Antônio, um homem já com meia idade, mas de porte invejável, mantinha impecável postura no cavalo, não era possível identificar sua expressão mas percebia-se muito suor em seu rosto.

Ele chamou os capangas que se aprontaram aos tropeços. Ana nem mesmo viu quem desamarrou o novato. Mas percebeu os movimentos deles subindo em suas montarias.

Antônio deu uma ordem e Carlos lhe entregou a garrafa. Por um momento, Ana pensou ter ouvido um suspiro, e talvez alguma hesitação em sua voz. Mas estava escuro demais para ter certeza de qualquer traço de emoção vinda de Antônio.

"Quando pagar sua dívida, beberemos esse vinho juntos" ele disse firmemente.

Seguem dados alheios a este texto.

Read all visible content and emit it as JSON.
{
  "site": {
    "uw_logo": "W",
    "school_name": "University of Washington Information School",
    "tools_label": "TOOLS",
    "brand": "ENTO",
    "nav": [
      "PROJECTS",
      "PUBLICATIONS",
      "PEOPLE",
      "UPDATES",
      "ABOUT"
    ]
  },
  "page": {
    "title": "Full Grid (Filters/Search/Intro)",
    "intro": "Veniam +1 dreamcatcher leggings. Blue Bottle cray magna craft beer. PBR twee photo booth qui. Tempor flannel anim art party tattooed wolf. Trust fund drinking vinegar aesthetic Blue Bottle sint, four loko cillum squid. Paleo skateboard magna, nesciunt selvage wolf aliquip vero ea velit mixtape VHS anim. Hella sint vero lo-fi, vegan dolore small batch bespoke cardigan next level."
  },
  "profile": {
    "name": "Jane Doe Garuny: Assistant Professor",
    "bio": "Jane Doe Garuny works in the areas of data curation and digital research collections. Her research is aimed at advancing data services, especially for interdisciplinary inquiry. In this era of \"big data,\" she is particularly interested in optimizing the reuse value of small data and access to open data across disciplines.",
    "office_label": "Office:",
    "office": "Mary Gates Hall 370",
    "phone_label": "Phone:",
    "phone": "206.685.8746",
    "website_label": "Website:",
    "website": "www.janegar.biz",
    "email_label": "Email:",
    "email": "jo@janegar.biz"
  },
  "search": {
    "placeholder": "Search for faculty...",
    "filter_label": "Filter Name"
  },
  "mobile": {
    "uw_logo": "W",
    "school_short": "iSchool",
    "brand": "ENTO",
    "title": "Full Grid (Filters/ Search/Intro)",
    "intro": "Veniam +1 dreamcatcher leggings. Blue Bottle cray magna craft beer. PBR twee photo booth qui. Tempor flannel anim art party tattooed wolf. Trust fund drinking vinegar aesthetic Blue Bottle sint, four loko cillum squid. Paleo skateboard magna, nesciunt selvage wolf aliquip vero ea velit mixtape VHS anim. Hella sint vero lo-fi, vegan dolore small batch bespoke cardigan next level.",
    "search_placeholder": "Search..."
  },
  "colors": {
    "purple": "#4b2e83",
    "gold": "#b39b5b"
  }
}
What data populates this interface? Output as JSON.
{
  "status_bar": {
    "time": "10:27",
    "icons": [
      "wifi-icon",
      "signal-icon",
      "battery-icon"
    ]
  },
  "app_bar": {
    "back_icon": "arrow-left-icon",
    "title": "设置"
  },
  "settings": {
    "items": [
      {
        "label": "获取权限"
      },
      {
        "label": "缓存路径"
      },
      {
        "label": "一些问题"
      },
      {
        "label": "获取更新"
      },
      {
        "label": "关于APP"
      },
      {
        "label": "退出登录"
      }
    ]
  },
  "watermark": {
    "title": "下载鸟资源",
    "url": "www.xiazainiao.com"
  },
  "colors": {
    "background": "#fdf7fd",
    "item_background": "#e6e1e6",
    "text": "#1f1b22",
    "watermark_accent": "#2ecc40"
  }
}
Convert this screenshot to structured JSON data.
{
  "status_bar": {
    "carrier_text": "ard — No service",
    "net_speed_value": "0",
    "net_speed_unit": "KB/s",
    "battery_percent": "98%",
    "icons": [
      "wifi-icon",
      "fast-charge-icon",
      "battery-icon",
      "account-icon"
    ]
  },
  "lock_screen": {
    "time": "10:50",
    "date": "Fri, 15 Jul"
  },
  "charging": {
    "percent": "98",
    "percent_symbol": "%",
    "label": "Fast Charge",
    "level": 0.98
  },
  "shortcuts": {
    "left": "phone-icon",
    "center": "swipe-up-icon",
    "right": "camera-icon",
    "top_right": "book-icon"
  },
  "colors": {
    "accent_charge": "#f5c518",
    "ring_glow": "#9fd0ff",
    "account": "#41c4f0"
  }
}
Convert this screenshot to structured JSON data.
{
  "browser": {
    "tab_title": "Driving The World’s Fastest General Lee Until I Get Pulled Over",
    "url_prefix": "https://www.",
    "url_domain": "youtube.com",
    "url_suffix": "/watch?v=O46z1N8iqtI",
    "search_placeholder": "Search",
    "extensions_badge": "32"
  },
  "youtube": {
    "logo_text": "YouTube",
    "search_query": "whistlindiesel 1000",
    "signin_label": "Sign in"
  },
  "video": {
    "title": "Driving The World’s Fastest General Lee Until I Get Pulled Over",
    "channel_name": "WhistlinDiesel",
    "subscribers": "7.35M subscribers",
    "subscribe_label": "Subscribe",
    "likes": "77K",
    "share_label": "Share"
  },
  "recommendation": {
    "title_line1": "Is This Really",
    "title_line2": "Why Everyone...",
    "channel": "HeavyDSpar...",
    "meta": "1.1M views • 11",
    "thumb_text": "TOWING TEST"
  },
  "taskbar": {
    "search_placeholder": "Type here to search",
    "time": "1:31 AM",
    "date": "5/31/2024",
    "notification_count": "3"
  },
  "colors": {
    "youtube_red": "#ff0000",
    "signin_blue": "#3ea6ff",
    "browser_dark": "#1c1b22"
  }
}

"Eu não te devo nada. A dívida é do meu pai"

"Quando meu pai morreu, honrei todas as propriedades e suas respectivas dívidas. Honre as suas também". E dizendo isso, partiu em rápida cavalgada seguido de perto pelos três capangas.

Ana Terra ficou alguns segundos tensa, tentando decifrar se fora ameaçada, ou comunicada de algo.

A urgência agora, era encontrar o pai.